National reading, math tests postponed to 2022 amid coronavirus surge
National reading and math tests have been postponed until to 2022 due to the coronavirus pandemic, the National Center for Education Statistics (NCES) announced on Wednesday.
The news comes as the pandemic has forced schools to switch to remote learning models or limit the number of people who can be inside of school buildings at one time.
The National Assessment of Educational Progress (NAEP) assessments, which are supposed to be conducted every two years, were scheduled to take place in 2021 for students in fourth and eighth grades. They are key indicators of educational progress in the U.S.
NCES Commissioner James Woodworth said in a statement that the center “cannot at this time conduct a national-level assessment … in a manner with sufficient validity and reliability to meet the mandate of the law.”
He said the changes in operations and lack of access to students means it could not produce estimates of what students know compared to past or future state estimates.
“By postponing the collection, we are allowing time for conditions on the ground to stabilize before attempting a large-scale national assessment,” he said. He added that it would have cost tens of millions of dollars to conduct the tests in 2021.
He said that postponing the NAEP gives states more time to conduct their own assessments, which could serve as a gap for the missing national data.
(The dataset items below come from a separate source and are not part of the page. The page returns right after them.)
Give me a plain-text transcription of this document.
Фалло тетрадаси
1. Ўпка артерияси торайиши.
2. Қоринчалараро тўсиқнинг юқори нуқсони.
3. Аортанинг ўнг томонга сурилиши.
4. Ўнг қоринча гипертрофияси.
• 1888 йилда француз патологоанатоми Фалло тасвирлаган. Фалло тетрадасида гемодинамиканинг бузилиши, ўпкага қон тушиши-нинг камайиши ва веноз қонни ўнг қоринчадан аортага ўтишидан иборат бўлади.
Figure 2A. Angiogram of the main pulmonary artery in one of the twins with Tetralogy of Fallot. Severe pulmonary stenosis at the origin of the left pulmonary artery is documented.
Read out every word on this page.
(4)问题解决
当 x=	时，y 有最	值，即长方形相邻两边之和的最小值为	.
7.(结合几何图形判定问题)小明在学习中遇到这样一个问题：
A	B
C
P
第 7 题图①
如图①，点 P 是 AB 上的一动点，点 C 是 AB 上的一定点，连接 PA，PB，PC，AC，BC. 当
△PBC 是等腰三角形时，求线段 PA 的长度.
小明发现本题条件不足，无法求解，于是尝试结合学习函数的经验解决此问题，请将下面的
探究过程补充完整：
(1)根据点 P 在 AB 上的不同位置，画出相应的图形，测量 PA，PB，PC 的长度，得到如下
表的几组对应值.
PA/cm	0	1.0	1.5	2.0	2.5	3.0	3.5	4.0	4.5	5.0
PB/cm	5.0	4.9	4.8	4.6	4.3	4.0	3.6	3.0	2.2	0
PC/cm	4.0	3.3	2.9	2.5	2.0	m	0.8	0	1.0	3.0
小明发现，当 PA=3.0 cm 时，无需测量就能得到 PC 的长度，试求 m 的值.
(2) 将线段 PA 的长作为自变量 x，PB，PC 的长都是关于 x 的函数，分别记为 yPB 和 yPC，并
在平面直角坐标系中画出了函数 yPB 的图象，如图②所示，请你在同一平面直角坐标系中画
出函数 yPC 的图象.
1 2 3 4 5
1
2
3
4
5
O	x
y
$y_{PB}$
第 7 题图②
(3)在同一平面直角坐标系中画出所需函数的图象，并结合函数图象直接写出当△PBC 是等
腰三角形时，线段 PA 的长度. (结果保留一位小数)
The National Assessment Governing Board and the Council of State School Officers supported the move, according to Reuters.
In a joint statement, House Education and Labor Committee Chairman Bobby Scott (D-Va.) and Sen. Patty Murray (D-Wash.), the ranking member of the Senate Health, Education, Labor and Pensions Committee, said the announcement makes administering statewide assessments next year “a moral imperative.”
“In the absence of NAEP and without statewide assessments, parents, educators, and policymakers would have zero data on the scope of learning loss,” they said.
Education Secretary Betsy DeVos has supported conducting statewide assessments next year, Reuters noted. She’s previously told Scott that Congress would need to sign off on postponing the NAEP since it is federally mandated.